I've never heard them say that we MUST find oxygen because life ONLY breathes oxygen. Sciences know for a fact that life does not need oxygen because for the first 1/5 to 1/4 of the history of life on Earth, that life was anaerobic life (life that does not use oxygen, and in fact finds oxygen to be toxic.

It was not until about 800 Million years after life first emerged did oxygen begin to appear in abundance in the atmosphere and life on Earth began to evolve to use oxygen.


What you probably heard them say was that the search for life on exoplanets will probably revolve around astronomers looking for an abundance of oxygen in the atmospheres of those exoplanets (they can analyze the atmosphere by analyzing their light spectras).
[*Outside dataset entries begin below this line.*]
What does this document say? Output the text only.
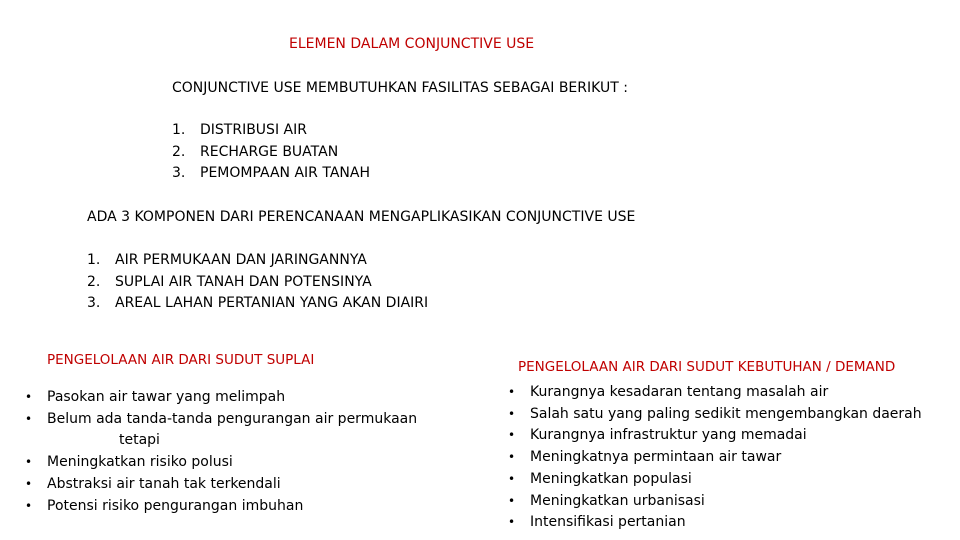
ELEMEN DALAM CONJUNCTIVE USE
CONJUNCTIVE USE MEMBUTUHKAN FASILITAS SEBAGAI BERIKUT :
1. DISTRIBUSI AIR
2. RECHARGE BUATAN
3. PEMOMPAAN AIR TANAH
ADA 3 KOMPONEN DARI PERENCANAAN MENGAPLIKASIKAN CONJUNCTIVE USE
1. AIR PERMUKAAN DAN JARINGANNYA
2. SUPLAI AIR TANAH DAN POTENSINYA
3. AREAL LAHAN PERTANIAN YANG AKAN DIAIRI
PENGELOLAAN AIR DARI SUDUT SUPLAI
• Pasokan air tawar yang melimpah
• Belum ada tanda-tanda pengurangan air permukaan
tetapi
• Meningkatkan risiko polusi
• Abstraksi air tanah tak terkendali
• Potensi risiko pengurangan imbuhan
PENGELOLAAN AIR DARI SUDUT KEBUTUHAN / DEMAND
• Kurangnya kesadaran tentang masalah air
• Salah satu yang paling sedikit mengembangkan daerah
• Kurangnya infrastruktur yang memadai
• Meningkatnya permintaan air tawar
• Meningkatkan populasi
• Meningkatkan urbanisasi
• Intensifikasi pertanian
The reason they search for oxygen is because as far as anyone knows, the only way to get a relative abundance of elemental oxygen in an atmosphere (such as the Earth with it's 20% oxygen atmosphere) is through life processes. So if they detect a certain level of oxygen in an exoplanet's spectral analysis, then that would strongly suggest life.


That's how they plan to find life -- by looking at the balances of chemicals and elements in an atmosphere, and look for unbalances that cannot be explained by other natural (non-life) processes. The reason they search for oxygen is because it is "Life as we know it", and life as we best understand it. "Life as we DON'T know it" would be harder to search for, because we wouldn't even be sure what to even look for.

However, that does not stop some astrobiologists for looking for "Life as we DON'T know it". For example (and as 'dat1059' in the post above me alluded to), Chris McKay from NASA suggests that certain chemical imbalances of hydrogen and Acetylene in the atmosphere of Saturn's moon Titan could possibly suggest a weird for of microbe that consumes hydrogen and acetylene on Titan. Granted, as McKay points out, there are non-life processes that could explain these imbalances, but his [point is that it COULD be due to life.

Here is a NASA article about that:

NASA -- What is Consuming Hydrogen and Acetylene on Titan?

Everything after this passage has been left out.